Question

A body is moving along the +ve x axis with uniform acceleration of $- 4m/{s^2}$ . Its velocity at $x = 0$ is 10 m/s. the time taken by the body to reach a point at $x = 12m$ is
(A) (2s, 3s)
(B) (3s, 4s)
(C) (4s, 8s)
(D) (1s, 2s)

Answer 1

The acceleration being negative means that the acceleration is directed towards the negative x axis. The second equation of motion can be used to calculate the time.

Formula used: In this solution we will be using the following formulae;
$s = ut \pm \dfrac{1}{2}a{t^2}$ where $s$ is the distance covered by a body undergoing acceleration, $u$ is the initial velocity, and $t$ is the time taken to cover the distance, and $a$ is the value of the acceleration of the body.

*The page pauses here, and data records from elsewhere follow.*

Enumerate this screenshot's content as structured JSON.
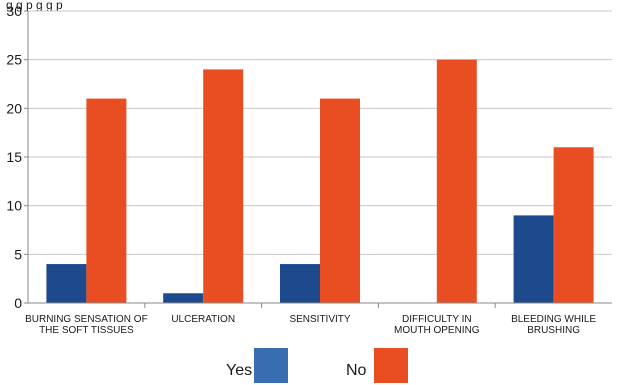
{
  "chart_data": {
    "type": "bar",
    "title_partial": "g                        g                p    g g        p",
    "categories": [
      [
        "BURNING SENSATION OF",
        "THE SOFT TISSUES"
      ],
      [
        "ULCERATION"
      ],
      [
        "SENSITIVITY"
      ],
      [
        "DIFFICULTY IN",
        "MOUTH OPENING"
      ],
      [
        "BLEEDING WHILE",
        "BRUSHING"
      ]
    ],
    "series": [
      {
        "name": "Yes",
        "values": [
          4,
          1,
          4,
          0,
          9
        ],
        "color": "#1c4a8c"
      },
      {
        "name": "No",
        "values": [
          21,
          24,
          21,
          25,
          16
        ],
        "color": "#e84e22"
      }
    ],
    "ylim": [
      0,
      30
    ],
    "yticks": [
      0,
      5,
      10,
      15,
      20,
      25,
      30
    ],
    "grid": true,
    "legend_position": "bottom",
    "legend_swatch_colors": [
      "#3a6db0",
      "#e84e22"
    ],
    "xlabel": "",
    "ylabel": ""
  }
}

Complete Step-by-Step solution
A body is said to move along the positive x axis, and acceleration is defined to be equal to $- 4m/{s^2}$ . This shows that the acceleration is in the opposite direction as velocity (direction of motion), and thus in the direction of the negative x axis. Now the velocity was initialized at $x = 0$ to be equal to 10 m/s. we are to find the time taken to by the body to reach a point $x = 12m$ .
If observed, we have all the quantities needed to use the second equation of motion, given by
$s = ut \pm \dfrac{1}{2}a{t^2}$ where $s$ is the distance covered by a body undergoing acceleration, $u$ is the initial velocity, and $t$ is the time taken to cover the distance, and $a$ is the value of the acceleration of the body.
Inserting all known values,
$12 = 10t - \dfrac{1}{2}\left( 4 \right){t^2}$
$\Rightarrow 12 = 10t - 2{t^2}$
Rearranging the equation and dividing through by 2, we have
${t^2} - 5t + 6 = 0$
Solving the quadratic equation which can be given as
$t = \dfrac{{ - b \pm \sqrt {{b^2} - 4ac} }}{{2a}}$
Hence, we have that
$t = \dfrac{{5 \pm \sqrt {{5^2} - 4\left( 6 \right)} }}{2}$
By computation,
$t = \dfrac{{5 \pm 1}}{2}$
Hence,
$\Rightarrow t = \dfrac{6}{2} = 3s{\text{ and }}t = \dfrac{4}{2} = 2s$
Hence, your correct answer is A.

Note
The presence of two answers signifies that when the object is at point $x = 12m$ , it could be at anyone of these times. This can occur also for example in a case of an object thrown upwards. At a particular point, the object will be there twice. When it is going up and when it is coming down which happens after different times.